What’s in a Rate?
Today’s Ask Jack question explores the rate environment, and how Members Credit Union sets its rates.
Why when the Federal Reserve has hit historical low lending rate of 1% that the credit union raises their lending rates CAR 6.25% Best vs last months of 6.0% and the unsecured credit line 12.5% vs last months 11.75% it seems they are moving in the wrong direction. I would think at the least to stay pat.”
- Loren W.
To answer this question let’s first start with an explanation of what the Federal Reserve Target Rate (FFTR) is and what it is not. The FFTR is actually not even a rate at all. It’s is a target. The Federal Reserve’s twelve regional banks, after setting aside a mandatory level of deposits, makes overnight or short-term funds available to financial institutions to cover the ebb and flow of daily expenses (and, more importantly to meet mandatory reserve limits). The rate on these loans is determined by market conditions, which the U.S. Federal Reserve manipulates (via the buying/selling of treasuries, adjustment of reserve requirements, etc.) to meet the target rate. These bank-to-bank loans are as close to risk-free as loans can get. This is because these loans are: a) Extremely short-term, often paid back in full within several hours; and b) Extremely small in relationship to the borrower’s (a bank with millions of dollars on deposit) ability to repay.

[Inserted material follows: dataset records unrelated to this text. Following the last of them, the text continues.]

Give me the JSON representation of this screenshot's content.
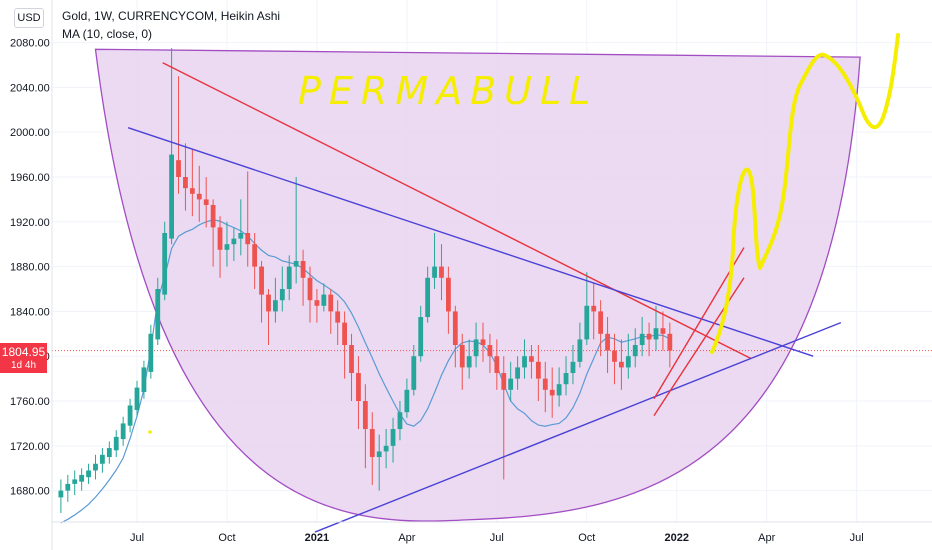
{
  "header": {
    "title": "Gold, 1W, CURRENCYCOM, Heikin Ashi",
    "indicator": "MA (10, close, 0)",
    "currency_button": "USD"
  },
  "price_tag": {
    "value": "1804.95",
    "countdown": "1d 4h",
    "color": "#f23645"
  },
  "annotation_text": "PERMABULL",
  "colors": {
    "up": "#26a69a",
    "down": "#ef5350",
    "ma": "#5b9bd5",
    "bowl_fill": "#e7d3ee",
    "bowl_stroke": "#a24dc3",
    "trend_red": "#e8323c",
    "trend_blue": "#4a42d6",
    "scribble": "#f5ee00"
  },
  "chart_data": {
    "type": "candlestick",
    "title": "Gold, 1W, CURRENCYCOM, Heikin Ashi",
    "ylim": [
      1652,
      2118
    ],
    "y_ticks": [
      1680,
      1720,
      1760,
      1800,
      1840,
      1880,
      1920,
      1960,
      2000,
      2040,
      2080
    ],
    "y_tick_labels": [
      "1680.00",
      "1720.00",
      "1760.00",
      "1800.00",
      "1840.00",
      "1880.00",
      "1920.00",
      "1960.00",
      "2000.00",
      "2040.00",
      "2080.00"
    ],
    "x_tick_labels": [
      "Jul",
      "Oct",
      "2021",
      "Apr",
      "Jul",
      "Oct",
      "2022",
      "Apr",
      "Jul"
    ],
    "x_tick_weeks": [
      0,
      13,
      26,
      39,
      52,
      65,
      78,
      91,
      104
    ],
    "first_week_offset": -11,
    "last_price": 1804.95,
    "series": [
      {
        "name": "Gold",
        "candles": [
          [
            1674,
            1680,
            1660,
            1690
          ],
          [
            1680,
            1686,
            1670,
            1694
          ],
          [
            1686,
            1690,
            1676,
            1698
          ],
          [
            1688,
            1694,
            1680,
            1700
          ],
          [
            1692,
            1698,
            1686,
            1704
          ],
          [
            1698,
            1704,
            1690,
            1712
          ],
          [
            1704,
            1712,
            1696,
            1718
          ],
          [
            1710,
            1718,
            1704,
            1724
          ],
          [
            1716,
            1728,
            1710,
            1734
          ],
          [
            1726,
            1740,
            1720,
            1746
          ],
          [
            1738,
            1756,
            1732,
            1762
          ],
          [
            1752,
            1772,
            1746,
            1778
          ],
          [
            1768,
            1790,
            1762,
            1796
          ],
          [
            1786,
            1820,
            1780,
            1828
          ],
          [
            1815,
            1860,
            1810,
            1870
          ],
          [
            1855,
            1910,
            1850,
            1920
          ],
          [
            1905,
            1980,
            1900,
            2075
          ],
          [
            1975,
            1960,
            1945,
            2050
          ],
          [
            1960,
            1950,
            1930,
            1990
          ],
          [
            1950,
            1945,
            1925,
            1985
          ],
          [
            1945,
            1940,
            1920,
            1970
          ],
          [
            1940,
            1935,
            1915,
            1960
          ],
          [
            1935,
            1915,
            1880,
            1940
          ],
          [
            1915,
            1895,
            1870,
            1925
          ],
          [
            1895,
            1900,
            1880,
            1920
          ],
          [
            1900,
            1905,
            1885,
            1915
          ],
          [
            1905,
            1910,
            1890,
            1940
          ],
          [
            1910,
            1900,
            1880,
            1965
          ],
          [
            1900,
            1880,
            1860,
            1910
          ],
          [
            1880,
            1855,
            1830,
            1885
          ],
          [
            1855,
            1840,
            1810,
            1860
          ],
          [
            1840,
            1850,
            1830,
            1870
          ],
          [
            1850,
            1860,
            1840,
            1880
          ],
          [
            1860,
            1880,
            1850,
            1890
          ],
          [
            1880,
            1885,
            1865,
            1960
          ],
          [
            1885,
            1870,
            1845,
            1895
          ],
          [
            1870,
            1850,
            1830,
            1880
          ],
          [
            1850,
            1845,
            1830,
            1860
          ],
          [
            1845,
            1855,
            1840,
            1865
          ],
          [
            1855,
            1840,
            1820,
            1860
          ],
          [
            1840,
            1830,
            1810,
            1850
          ],
          [
            1830,
            1810,
            1780,
            1840
          ],
          [
            1810,
            1785,
            1760,
            1820
          ],
          [
            1785,
            1760,
            1735,
            1800
          ],
          [
            1760,
            1735,
            1700,
            1775
          ],
          [
            1735,
            1710,
            1685,
            1750
          ],
          [
            1710,
            1715,
            1680,
            1730
          ],
          [
            1715,
            1720,
            1700,
            1735
          ],
          [
            1720,
            1735,
            1705,
            1745
          ],
          [
            1735,
            1750,
            1725,
            1760
          ],
          [
            1750,
            1770,
            1745,
            1780
          ],
          [
            1770,
            1800,
            1765,
            1810
          ],
          [
            1800,
            1835,
            1795,
            1845
          ],
          [
            1835,
            1870,
            1830,
            1880
          ],
          [
            1870,
            1880,
            1860,
            1910
          ],
          [
            1880,
            1870,
            1850,
            1900
          ],
          [
            1870,
            1840,
            1820,
            1880
          ],
          [
            1840,
            1810,
            1790,
            1845
          ],
          [
            1810,
            1790,
            1770,
            1820
          ],
          [
            1790,
            1800,
            1780,
            1815
          ],
          [
            1800,
            1815,
            1790,
            1830
          ],
          [
            1815,
            1810,
            1795,
            1830
          ],
          [
            1810,
            1800,
            1785,
            1820
          ],
          [
            1800,
            1785,
            1770,
            1815
          ],
          [
            1785,
            1770,
            1690,
            1800
          ],
          [
            1770,
            1780,
            1760,
            1795
          ],
          [
            1780,
            1790,
            1770,
            1800
          ],
          [
            1790,
            1800,
            1780,
            1815
          ],
          [
            1800,
            1795,
            1780,
            1810
          ],
          [
            1795,
            1780,
            1760,
            1810
          ],
          [
            1780,
            1770,
            1750,
            1795
          ],
          [
            1770,
            1765,
            1745,
            1790
          ],
          [
            1765,
            1775,
            1755,
            1790
          ],
          [
            1775,
            1785,
            1765,
            1800
          ],
          [
            1785,
            1795,
            1775,
            1810
          ],
          [
            1795,
            1815,
            1790,
            1830
          ],
          [
            1815,
            1845,
            1810,
            1875
          ],
          [
            1845,
            1840,
            1815,
            1865
          ],
          [
            1840,
            1820,
            1800,
            1850
          ],
          [
            1820,
            1805,
            1785,
            1835
          ],
          [
            1805,
            1795,
            1775,
            1820
          ],
          [
            1795,
            1790,
            1770,
            1815
          ],
          [
            1790,
            1800,
            1780,
            1820
          ],
          [
            1800,
            1810,
            1790,
            1825
          ],
          [
            1810,
            1820,
            1800,
            1835
          ],
          [
            1820,
            1815,
            1800,
            1830
          ],
          [
            1815,
            1825,
            1805,
            1845
          ],
          [
            1825,
            1820,
            1805,
            1840
          ],
          [
            1820,
            1805,
            1790,
            1830
          ]
        ]
      },
      {
        "name": "MA (10, close, 0)",
        "values": [
          1651.2,
          1654.4,
          1658.3,
          1662.7,
          1667.8,
          1674.2,
          1681.5,
          1689.6,
          1698.4,
          1709.1,
          1726.5,
          1746.5,
          1770.4,
          1806.6,
          1850.2,
          1871.1,
          1896.2,
          1907.1,
          1910.8,
          1913.3,
          1917.3,
          1920,
          1921.7,
          1920.6,
          1917.4,
          1914.8,
          1911.9,
          1907.4,
          1900.5,
          1894.6,
          1890,
          1888.5,
          1885.1,
          1883.6,
          1882.1,
          1878.3,
          1872.8,
          1867.5,
          1863.7,
          1859.5,
          1855,
          1848.5,
          1838.5,
          1826,
          1812,
          1798.5,
          1784.3,
          1771.8,
          1759.8,
          1748.3,
          1739.5,
          1737.5,
          1742.5,
          1753,
          1767.5,
          1783,
          1796,
          1806.5,
          1812,
          1813.5,
          1813,
          1810,
          1803,
          1791.5,
          1775,
          1760,
          1753,
          1749,
          1742.5,
          1738.5,
          1737.5,
          1739,
          1740,
          1745,
          1754,
          1767,
          1784,
          1798,
          1812,
          1817,
          1815.5,
          1812.5,
          1814,
          1815.5,
          1817.5,
          1817.5,
          1819,
          1818.5,
          1815.5
        ]
      }
    ],
    "trendlines": [
      {
        "name": "red-resistance",
        "from": [
          "2020-07-27",
          2062
        ],
        "to": [
          "2022-03-14",
          1798
        ]
      },
      {
        "name": "blue-upper",
        "from": [
          "2020-06-22",
          2004
        ],
        "to": [
          "2022-05-16",
          1800
        ]
      },
      {
        "name": "blue-lower",
        "from": [
          "2020-12-28",
          1643
        ],
        "to": [
          "2022-06-13",
          1830
        ]
      },
      {
        "name": "red-channel-1",
        "from": [
          "2021-12-06",
          1762
        ],
        "to": [
          "2022-03-07",
          1897
        ]
      },
      {
        "name": "red-channel-2",
        "from": [
          "2021-12-06",
          1747
        ],
        "to": [
          "2022-03-07",
          1870
        ]
      }
    ]
  }
}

This distinguishes overnight bank-to-bank borrowing from traditional consumer borrowing quite dramatically. That said, many financial institutions use the FFTR as an index by which they determine certain consumer loan rates. Take the “prime rate”, for example. Many consumers with home equity loans have a rate tied to “prime”. “Prime” is generally three percentage points higher than the FFTR. So, if the FFTR is 1%, “Prime” is typically 4%. If you have a home equity line of credit for “prime plus one,” then your rate is 5%.
Different types of consumer loans, though, are tied to different indices. First mortgage and student loans, for example, are often tied to the behavior of treasury bond yields. Because changes in FFTR do no necessarily affect treasury bond yields, these rates move up and down independently from the FFTR.
A component of the rate we attach to Members Credit Union’s unsecured variable-rate loans is tied to the 2-year Treasury note (T-Note). Each month from March 2008 to June 2008, 2-year T-Note yields actually increased. The good news is that since then, we have seen a marked decrease in that index. We expect this trend to continue, which will mean a likely rate reduction on unsecured variable rate loans when they are next adjusted January 1, 2009.
Secured, fixed-rate loans such as automobile loans are set by our rate committee based on market factors such as competitor rates, member demand, and our balance sheet. Historically, we have maintained extremely competitive rates. For example, the national average 60-month new automobile loan rate is currently 7.19%, while the national average used automobile rate is 7.67%. Our current rate of 6.00% on both new and used automobile loans (with 20% down and automatic payments through an MCU account) compares quite favorably to these figures, especially when you consider that the above national average rates assume a minimum credit score of 700.
Members Credit Union returns earnings to members in the form of lower loan rates, higher deposit returns, fewer and lower fees, and improved service offerings. This philosophy has mandated that our rate sheet gives members the best possible prices on loans and deposit products we can possibly offer. We spend a great amount of time and energy creating this scenario for members, and I couldn’t be happier with the results. Across the board, we are confident that our rates and fee schedule, combined with our branch footprint and service offerings, are the best deal possible for members.
Then why is are our goverment telling us these lower fed rates are to lower the interest rates for personal loans as well as car/credit card rates which are typically longer period of times then what Jack has stated who are we to believe??????
yours, Mr. Whan
Mr. Whan,
Thank you for your comment! Perhaps I didn’t explain the relationship between the Fed Rate and consumer loan rates clearly enough. The Fed Rate allows banks to more affordably borrow from other banks. In most cases, this decrease in overnight expenses allows cost savings to be passed on to consumers.
This is, however, an “apples to oranges” comparison. Overnight bank-to-bank lending is a completely different animal than financial institution to consumer lending. Loan terms, risk levels, loan debt-to-value ratios, etc. are vastly different.
Lower FFTR does not necessarily mean lower consumer loan rates for this very reason. Because a component of our rate is tied to a Treasury Bill index, such market factors such as FFTR play a small role in the rate environment. However, that is a highly indirect and inconsistent factor. Just as you would not want the federal government setting prices for eggs, milk, gasoline, and automobiles, I would imagine you appreciate a financial institution’s ability to adjust rates independently. This way, market factors (pairing willing “buyers” with willing “sellers”) can dictate pricing.
Again, there are two pieces of good news to share in terms of variable rate loans at Members Credit Union. 1) Our rates are currently very competitive in today’s credit market; and 2) The 2-Year T-Note has fallen to a level that almost guarantees we drop our rates on the next quarterly rate committee meeting (for 1/1/2009).